Constant Moving Speed I've made this graph:
https://www.desmos.com/calculator/czk3ylyokj
As you can see, the purple point is slowing down as it approaces the extreme point.
How can I make this point move with constant speed along the f function graph?
 A: Your point is moving at a constant speed with respect to the $x$ axis since that's how you parametrized it. Since the function you are using $x^2$ grows much faster then $x$ the point travels a further distance along the curve when it's further from the origin.
To fix this you would need to parametrize the curve in such a way that the point travels a constant distance at any given time. You should consider computing the arclength traveled and making that linear in the parameter $t$.
To be honest I would have to write that down before I can give you a formula.
Actually an easy partial solution is to plug in $\sqrt{|t|}$ instead of $t$ everywhere.
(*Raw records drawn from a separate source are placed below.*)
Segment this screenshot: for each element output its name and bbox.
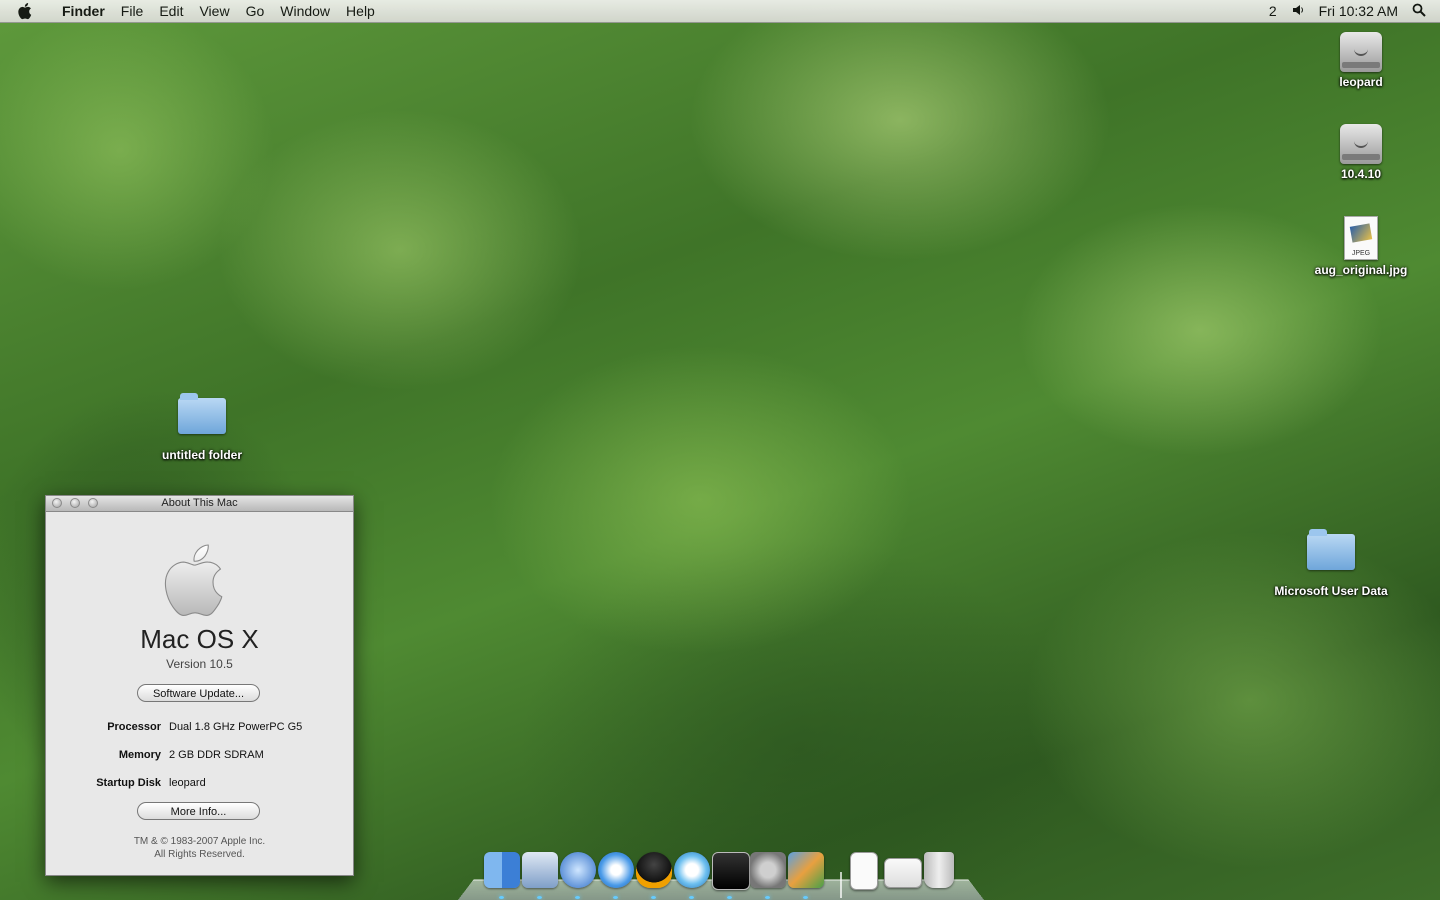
- hard-drive-icon: [1340, 32, 1382, 72]
- spotlight-search-icon[interactable]: [1412, 3, 1426, 20]
- close-window-button[interactable]: [52, 498, 62, 508]
- spec-value: Dual 1.8 GHz PowerPC G5: [169, 721, 303, 733]
- menu-help[interactable]: Help: [338, 0, 383, 22]
- desktop-icon-label: untitled folder: [162, 448, 242, 462]
- copyright-line: TM & © 1983-2007 Apple Inc.: [133, 836, 266, 847]
- spec-key: Startup Disk: [96, 777, 161, 789]
- system-preferences-icon[interactable]: [750, 852, 786, 888]
- dashboard-icon[interactable]: [560, 852, 596, 888]
- desktop-icon-microsoft-user-data[interactable]: Microsoft User Data: [1266, 529, 1396, 598]
- menu-go[interactable]: Go: [238, 0, 273, 22]
- folder-icon: [1307, 529, 1355, 570]
- copyright-text: TM & © 1983-2007 Apple Inc. All Rights R…: [46, 835, 353, 861]
- jpeg-badge: JPEG: [1351, 250, 1371, 257]
- status-number[interactable]: 2: [1269, 3, 1277, 19]
- jpeg-file-icon: JPEG: [1344, 216, 1378, 260]
- dock: [458, 852, 984, 900]
- hard-drive-icon: [1340, 124, 1382, 164]
- running-indicator: [689, 896, 694, 899]
- spec-key: Processor: [107, 721, 161, 733]
- more-info-button[interactable]: More Info...: [137, 802, 260, 820]
- running-indicator: [765, 896, 770, 899]
- menu-window[interactable]: Window: [272, 0, 338, 22]
- terminal-icon[interactable]: [712, 852, 750, 890]
- running-indicator: [613, 896, 618, 899]
- menu-file[interactable]: File: [113, 0, 152, 22]
- dock-separator: [840, 872, 842, 898]
- preview-document-icon[interactable]: [884, 858, 922, 888]
- running-indicator: [575, 896, 580, 899]
- rights-line: All Rights Reserved.: [154, 849, 245, 860]
- running-indicator: [651, 896, 656, 899]
- spec-key: Memory: [118, 749, 161, 761]
- zoom-window-button[interactable]: [88, 498, 98, 508]
- trash-icon[interactable]: [924, 852, 954, 888]
- menubar-clock[interactable]: Fri 10:32 AM: [1319, 3, 1398, 19]
- apple-menu-icon[interactable]: [18, 2, 36, 20]
- os-name: Mac OS X: [140, 624, 259, 654]
- menu-bar: Finder File Edit View Go Window Help 2 F…: [0, 0, 1440, 23]
- folder-icon: [178, 393, 226, 434]
- running-indicator: [803, 896, 808, 899]
- spec-value: 2 GB DDR SDRAM: [169, 749, 264, 761]
- running-indicator: [727, 896, 732, 899]
- desktop-icon-10-4-10[interactable]: 10.4.10: [1296, 124, 1426, 181]
- desktop-icon-label: aug_original.jpg: [1314, 263, 1408, 277]
- running-indicator: [537, 896, 542, 899]
- about-this-mac-window: About This Mac Mac OS X Version 10.5 Sof…: [45, 495, 354, 876]
- minimize-window-button[interactable]: [70, 498, 80, 508]
- mail-icon[interactable]: [522, 852, 558, 888]
- desktop-icon-aug-original-jpg[interactable]: JPEG aug_original.jpg: [1296, 216, 1426, 277]
- running-indicator: [499, 896, 504, 899]
- textedit-document-icon[interactable]: [850, 852, 878, 890]
- spec-value: leopard: [169, 777, 206, 789]
- menu-edit[interactable]: Edit: [151, 0, 191, 22]
- desktop-icon-label: 10.4.10: [1340, 167, 1382, 181]
- menu-finder[interactable]: Finder: [54, 0, 113, 22]
- desktop-icon-label: Microsoft User Data: [1274, 584, 1388, 598]
- desktop-icon-label: leopard: [1339, 75, 1383, 89]
- window-titlebar[interactable]: About This Mac: [46, 496, 353, 512]
- adium-icon[interactable]: [636, 852, 672, 888]
- menu-view[interactable]: View: [191, 0, 237, 22]
- software-update-button[interactable]: Software Update...: [137, 684, 260, 702]
- desktop-icon-untitled-folder[interactable]: untitled folder: [137, 393, 267, 462]
- itunes-icon[interactable]: [674, 852, 710, 888]
- iphoto-icon[interactable]: [788, 852, 824, 888]
- finder-icon[interactable]: [484, 852, 520, 888]
- os-version: Version 10.5: [166, 657, 233, 671]
- window-title: About This Mac: [161, 497, 238, 509]
- apple-logo-icon: [164, 539, 234, 626]
- volume-icon[interactable]: [1291, 3, 1305, 20]
- desktop-icon-leopard[interactable]: leopard: [1296, 32, 1426, 89]
- safari-icon[interactable]: [598, 852, 634, 888]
You need to fix the fact that now you're only going up down one side of the parabola though. Which can be done by clever usage of the sign function.
A: Using your parametrization (time t), the goal is to get the coordinate $(v(t), f(v(t)))$ that has constant velocity as follows, 
\begin{align}
v'(t)^2 + f'(v(t))^2 v'(t)^2 = c^2.
\end{align}
This is a differential equation, and you can solve it in terms of $v(t)$ with $f(x) = x^2 - 5$. But it needs some classification by the sign of $t$ and might be difficult to visualize in the web application you used.